On [DATE] at 11:30 PM, the surveyor reviewed the Consultant Pharmacist Recommendations (CPR) dated [DATE], which indicated that the resident was recently admitted to the facility on the medication Risperdal for behaviors associated with dementia. The pharmacy consultant made recommendations for the physician to please consider obtaining a psychosocial workup along with performing a medical workup as soon as possible (asap) to assess for underlying causes of behaviors and that if workups, along with nursing behavior monitoring, revealed no significant behaviors or identification of a chronic psychiatric condition then it would be recommended to implement a tapering schedule for the medication and/or discontinuation of the medication Risperdal. The resident's PCP had signed the CPR and documented that the facility was to continue with behavior monitoring and that the resident was seen out patient and is in sub-acute rehabilitation.
The surveyor reviewed the facility policy with a revised date of [DATE] and titled, Psychotropic Medication Use which indicated that the facility should not use psychotropic medications to address behaviors without first determining if there was a medical, physical, functional, psychological, social, or environmental cause for the resident's behaviors.
The policy also indicated that psychotropic medications to treat behaviors would be used appropriately to address specific underlying medical or psychiatric causes of behavior symptoms.
-Antipsychotic medications used to treat behaviors symptoms of dementia must be clinically indicated, be supported by an adequate rational for use and may not be used for a behavior with an unidentified cause.

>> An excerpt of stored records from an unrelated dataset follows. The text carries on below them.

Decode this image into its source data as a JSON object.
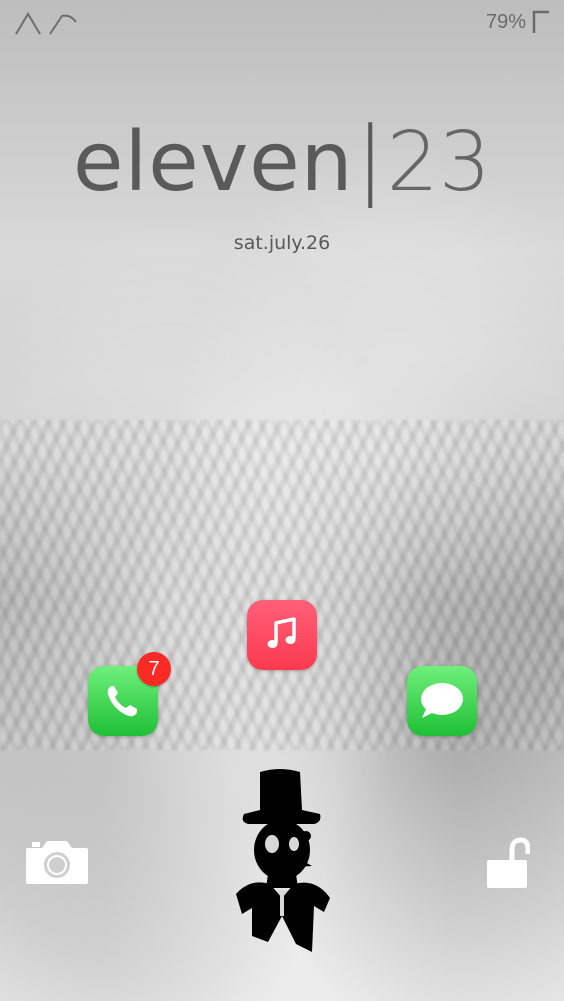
{
  "status_bar": {
    "left_icon": "signal-glyph-icon",
    "battery_percent": "79%",
    "battery_icon": "battery-corner-icon"
  },
  "lockscreen": {
    "clock": {
      "hour_text": "eleven",
      "separator": "|",
      "minute_text": "23"
    },
    "date": "sat.july.26"
  },
  "apps": [
    {
      "name": "Music",
      "icon": "music-note-icon",
      "color": "#fd3a4e"
    },
    {
      "name": "Phone",
      "icon": "phone-handset-icon",
      "color": "#26c23a",
      "badge": "7"
    },
    {
      "name": "Messages",
      "icon": "speech-bubble-icon",
      "color": "#26c23a"
    }
  ],
  "actions": {
    "camera_icon": "camera-icon",
    "unlock_icon": "open-padlock-icon"
  },
  "decor": {
    "mascot_icon": "top-hat-gentleman-icon"
  }
}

-Where physician or prescribe orders a psychotropic medication for a resident, the facility policy indicated that the facility should ensure that the physician or prescriber has conducted a comprehensive assessment of the resident and has documented in the clinical record that the psychopharmacologic medication as necessary.

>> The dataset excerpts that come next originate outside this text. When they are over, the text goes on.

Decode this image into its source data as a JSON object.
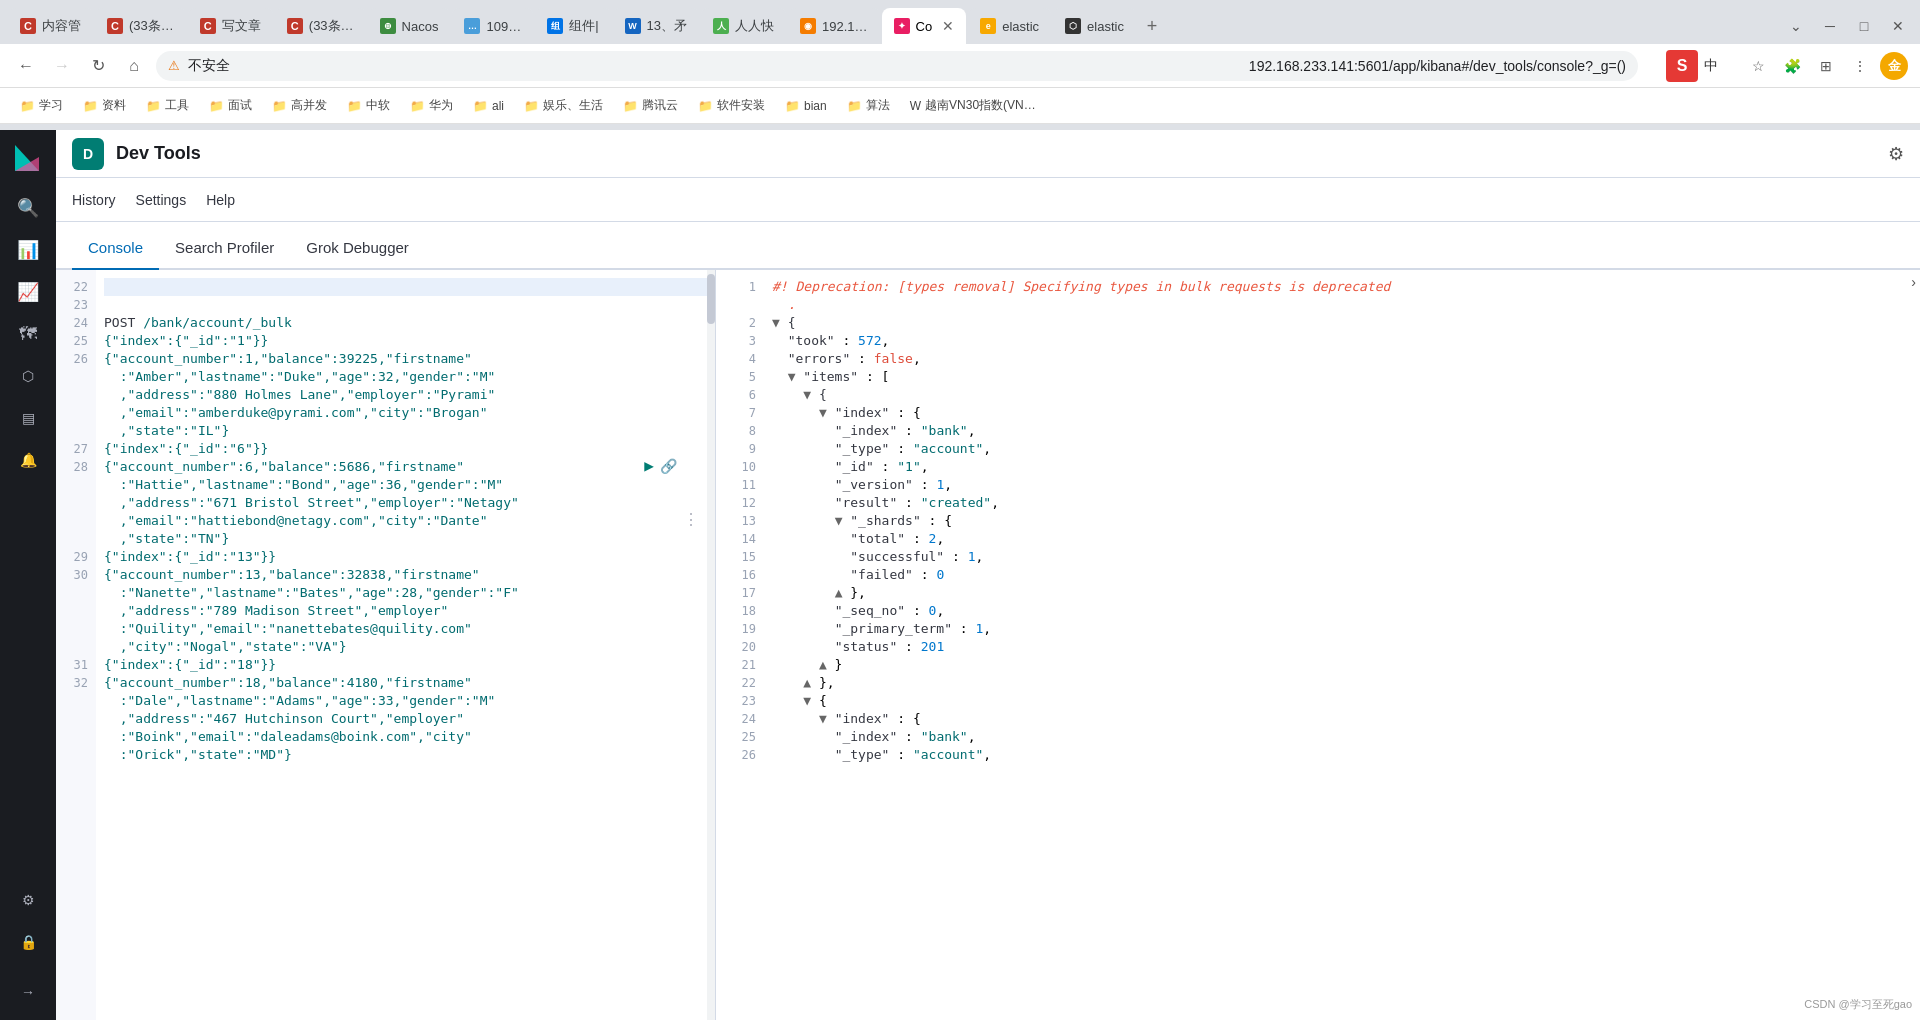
{
  "browser": {
    "tabs": [
      {
        "id": "tab1",
        "favicon_color": "#c0392b",
        "favicon_label": "C",
        "title": "内容管",
        "active": false
      },
      {
        "id": "tab2",
        "favicon_color": "#c0392b",
        "favicon_label": "C",
        "title": "(33条…",
        "active": false
      },
      {
        "id": "tab3",
        "favicon_color": "#c0392b",
        "favicon_label": "C",
        "title": "写文章",
        "active": false
      },
      {
        "id": "tab4",
        "favicon_color": "#c0392b",
        "favicon_label": "C",
        "title": "(33条…",
        "active": false
      },
      {
        "id": "tab5",
        "favicon_color": "#3d8c40",
        "favicon_label": "⊕",
        "title": "Nacos",
        "active": false
      },
      {
        "id": "tab6",
        "favicon_color": "#4a9eda",
        "favicon_label": "…",
        "title": "109…",
        "active": false
      },
      {
        "id": "tab7",
        "favicon_color": "#0073e6",
        "favicon_label": "组",
        "title": "组件|",
        "active": false
      },
      {
        "id": "tab8",
        "favicon_color": "#1565c0",
        "favicon_label": "W",
        "title": "13、矛",
        "active": false
      },
      {
        "id": "tab9",
        "favicon_color": "#4caf50",
        "favicon_label": "人",
        "title": "人人快",
        "active": false
      },
      {
        "id": "tab10",
        "favicon_color": "#f57c00",
        "favicon_label": "◉",
        "title": "192.1…",
        "active": false
      },
      {
        "id": "tab11",
        "favicon_color": "#e91e63",
        "favicon_label": "✦",
        "title": "Co",
        "active": true,
        "close": true
      },
      {
        "id": "tab12",
        "favicon_color": "#f7a800",
        "favicon_label": "e",
        "title": "elastic",
        "active": false
      },
      {
        "id": "tab13",
        "favicon_color": "#333",
        "favicon_label": "⬡",
        "title": "elastic",
        "active": false
      }
    ],
    "address": "192.168.233.141:5601/app/kibana#/dev_tools/console?_g=()",
    "security_warning": "不安全",
    "bookmarks": [
      "学习",
      "资料",
      "工具",
      "面试",
      "高并发",
      "中软",
      "华为",
      "ali",
      "娱乐、生活",
      "腾讯云",
      "软件安装",
      "bian",
      "算法",
      "越南VN30指数(VN…"
    ]
  },
  "kibana": {
    "title": "Dev Tools",
    "app_icon_letter": "D",
    "top_nav": [
      "History",
      "Settings",
      "Help"
    ],
    "tabs": [
      "Console",
      "Search Profiler",
      "Grok Debugger"
    ],
    "active_tab": "Console"
  },
  "sidebar": {
    "icons": [
      {
        "id": "home",
        "symbol": "🏠"
      },
      {
        "id": "discover",
        "symbol": "🔍"
      },
      {
        "id": "dashboard",
        "symbol": "📊"
      },
      {
        "id": "visualize",
        "symbol": "📈"
      },
      {
        "id": "maps",
        "symbol": "🗺"
      },
      {
        "id": "ml",
        "symbol": "🧠"
      },
      {
        "id": "stack",
        "symbol": "📦"
      },
      {
        "id": "alerts",
        "symbol": "🔔"
      },
      {
        "id": "dev_tools",
        "symbol": "⚙"
      },
      {
        "id": "management",
        "symbol": "🔒"
      },
      {
        "id": "collapse",
        "symbol": "→"
      }
    ]
  },
  "editor": {
    "left": {
      "lines": [
        {
          "num": "22",
          "content": "",
          "selected": true
        },
        {
          "num": "23",
          "content": ""
        },
        {
          "num": "24",
          "content": "POST /bank/account/_bulk"
        },
        {
          "num": "25",
          "content": "{\"index\":{\"_id\":\"1\"}}"
        },
        {
          "num": "26",
          "content": "{\"account_number\":1,\"balance\":39225,\"firstname\""
        },
        {
          "num": "",
          "content": "  :\"Amber\",\"lastname\":\"Duke\",\"age\":32,\"gender\":\"M\""
        },
        {
          "num": "",
          "content": "  ,\"address\":\"880 Holmes Lane\",\"employer\":\"Pyrami\""
        },
        {
          "num": "",
          "content": "  ,\"email\":\"amberduke@pyrami.com\",\"city\":\"Brogan\""
        },
        {
          "num": "",
          "content": "  ,\"state\":\"IL\"}"
        },
        {
          "num": "27",
          "content": "{\"index\":{\"_id\":\"6\"}}"
        },
        {
          "num": "28",
          "content": "{\"account_number\":6,\"balance\":5686,\"firstname\""
        },
        {
          "num": "",
          "content": "  :\"Hattie\",\"lastname\":\"Bond\",\"age\":36,\"gender\":\"M\""
        },
        {
          "num": "",
          "content": "  ,\"address\":\"671 Bristol Street\",\"employer\":\"Netagy\""
        },
        {
          "num": "",
          "content": "  ,\"email\":\"hattiebond@netagy.com\",\"city\":\"Dante\""
        },
        {
          "num": "",
          "content": "  ,\"state\":\"TN\"}"
        },
        {
          "num": "29",
          "content": "{\"index\":{\"_id\":\"13\"}}"
        },
        {
          "num": "30",
          "content": "{\"account_number\":13,\"balance\":32838,\"firstname\""
        },
        {
          "num": "",
          "content": "  :\"Nanette\",\"lastname\":\"Bates\",\"age\":28,\"gender\":\"F\""
        },
        {
          "num": "",
          "content": "  ,\"address\":\"789 Madison Street\",\"employer\""
        },
        {
          "num": "",
          "content": "  :\"Quility\",\"email\":\"nanettebates@quility.com\""
        },
        {
          "num": "",
          "content": "  ,\"city\":\"Nogal\",\"state\":\"VA\"}"
        },
        {
          "num": "31",
          "content": "{\"index\":{\"_id\":\"18\"}}"
        },
        {
          "num": "32",
          "content": "{\"account_number\":18,\"balance\":4180,\"firstname\""
        },
        {
          "num": "",
          "content": "  :\"Dale\",\"lastname\":\"Adams\",\"age\":33,\"gender\":\"M\""
        },
        {
          "num": "",
          "content": "  ,\"address\":\"467 Hutchinson Court\",\"employer\""
        },
        {
          "num": "",
          "content": "  :\"Boink\",\"email\":\"daleadams@boink.com\",\"city\""
        },
        {
          "num": "",
          "content": "  :\"Orick\",\"state\":\"MD\"}"
        }
      ]
    },
    "right": {
      "lines": [
        {
          "num": "1",
          "content": "#! Deprecation: [types removal] Specifying types in bulk requests is deprecated",
          "type": "comment",
          "indent": 0
        },
        {
          "num": "",
          "content": "  .",
          "type": "comment",
          "indent": 2
        },
        {
          "num": "2",
          "content": "{",
          "type": "brace",
          "arrow": "▼"
        },
        {
          "num": "3",
          "content": "  \"took\" : 572,",
          "type": "normal"
        },
        {
          "num": "4",
          "content": "  \"errors\" : false,",
          "type": "normal"
        },
        {
          "num": "5",
          "content": "  \"items\" : [",
          "type": "normal",
          "arrow": "▼"
        },
        {
          "num": "6",
          "content": "    {",
          "type": "brace",
          "arrow": "▼"
        },
        {
          "num": "7",
          "content": "      \"index\" : {",
          "type": "normal",
          "arrow": "▼"
        },
        {
          "num": "8",
          "content": "        \"_index\" : \"bank\",",
          "type": "normal"
        },
        {
          "num": "9",
          "content": "        \"_type\" : \"account\",",
          "type": "normal"
        },
        {
          "num": "10",
          "content": "        \"_id\" : \"1\",",
          "type": "normal"
        },
        {
          "num": "11",
          "content": "        \"_version\" : 1,",
          "type": "normal"
        },
        {
          "num": "12",
          "content": "        \"result\" : \"created\",",
          "type": "normal"
        },
        {
          "num": "13",
          "content": "        \"_shards\" : {",
          "type": "normal",
          "arrow": "▼"
        },
        {
          "num": "14",
          "content": "          \"total\" : 2,",
          "type": "normal"
        },
        {
          "num": "15",
          "content": "          \"successful\" : 1,",
          "type": "normal"
        },
        {
          "num": "16",
          "content": "          \"failed\" : 0",
          "type": "normal"
        },
        {
          "num": "17",
          "content": "        },",
          "type": "brace",
          "arrow": "▲"
        },
        {
          "num": "18",
          "content": "        \"_seq_no\" : 0,",
          "type": "normal"
        },
        {
          "num": "19",
          "content": "        \"_primary_term\" : 1,",
          "type": "normal"
        },
        {
          "num": "20",
          "content": "        \"status\" : 201",
          "type": "normal"
        },
        {
          "num": "21",
          "content": "      }",
          "type": "brace",
          "arrow": "▲"
        },
        {
          "num": "22",
          "content": "    },",
          "type": "brace",
          "arrow": "▲"
        },
        {
          "num": "23",
          "content": "    {",
          "type": "brace",
          "arrow": "▼"
        },
        {
          "num": "24",
          "content": "      \"index\" : {",
          "type": "normal",
          "arrow": "▼"
        },
        {
          "num": "25",
          "content": "        \"_index\" : \"bank\",",
          "type": "normal"
        },
        {
          "num": "26",
          "content": "        \"_type\" : \"account\",",
          "type": "normal"
        }
      ]
    }
  },
  "watermark": "CSDN @学习至死gao"
}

-The facility staff should monitor the resident's behavior pursuant to the facility policy using a behavioral monitoring or behavioral record for resident receiving psychotropic medications for organic mental syndrome with agitated or psychotic behaviors. Facility staff should monitor behavior triggers, episodes, and symptoms. Facility staff must document the number and/or intensity of symptoms and the resident's response to staff interventions .

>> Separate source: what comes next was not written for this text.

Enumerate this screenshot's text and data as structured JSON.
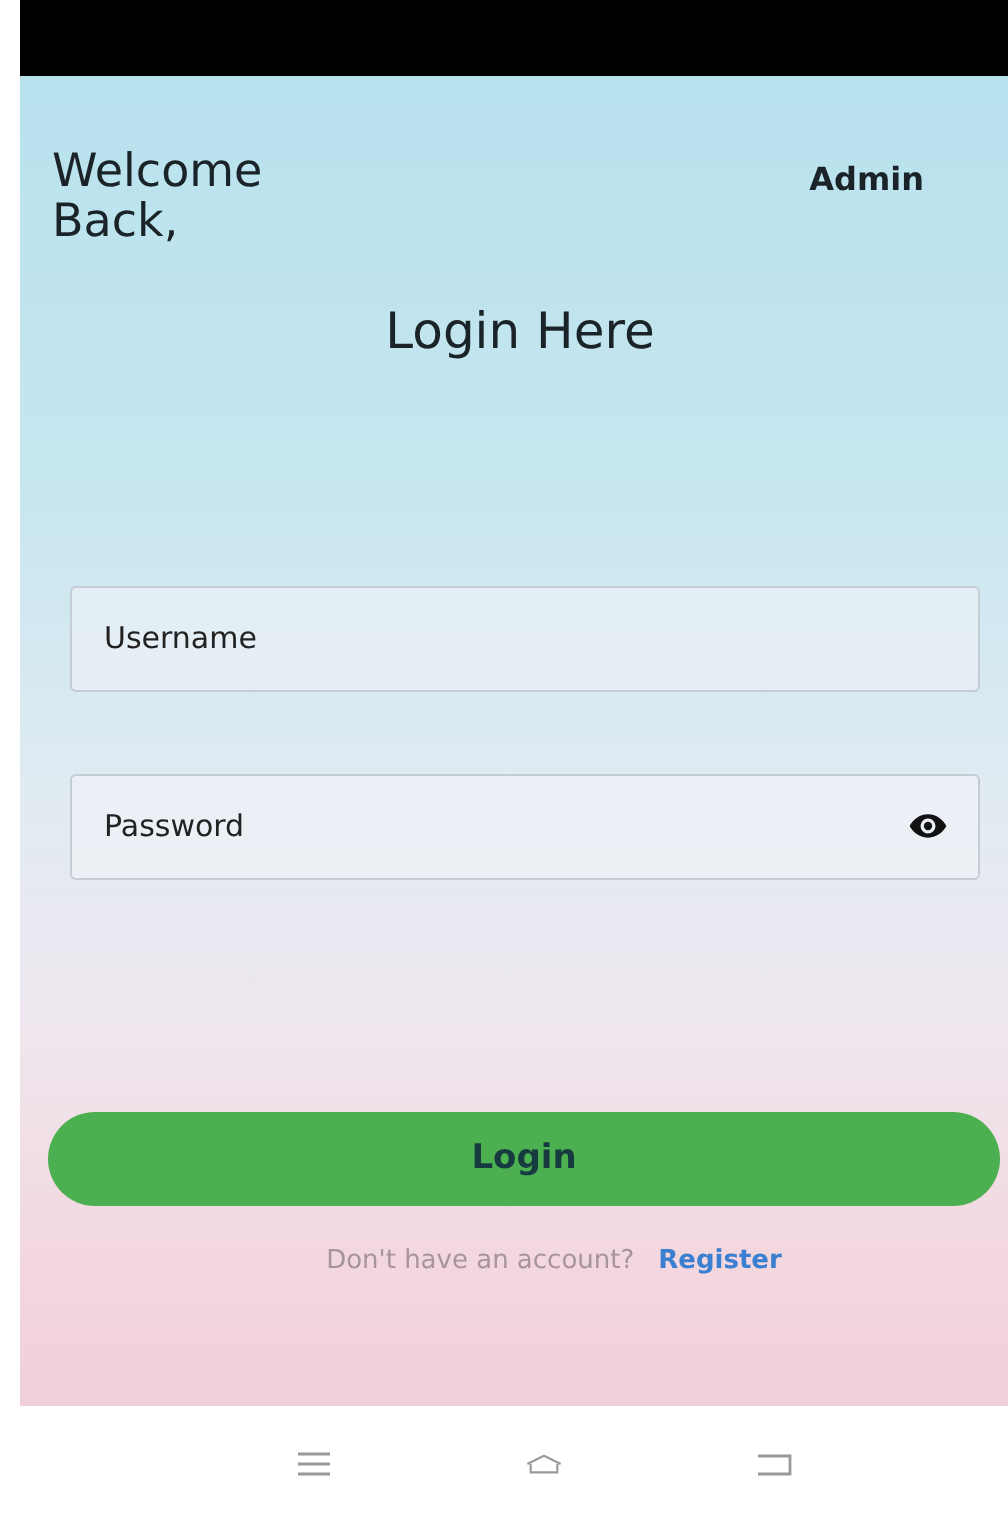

The surveyor reviewed the facility policy dated [DATE] and titled, Behaviors: Management of Symptoms. The policy indicated that the staff would monitor and document in the medical records any exhibited behavior symptoms and implement individualized, person-centered, non-pharmacologic interventions as the initial behavior mitigation strategy and update the care plan accordingly. The policy also indicated that the AIMS form was to be completed per nursing for patients receiving antipsychotic medications.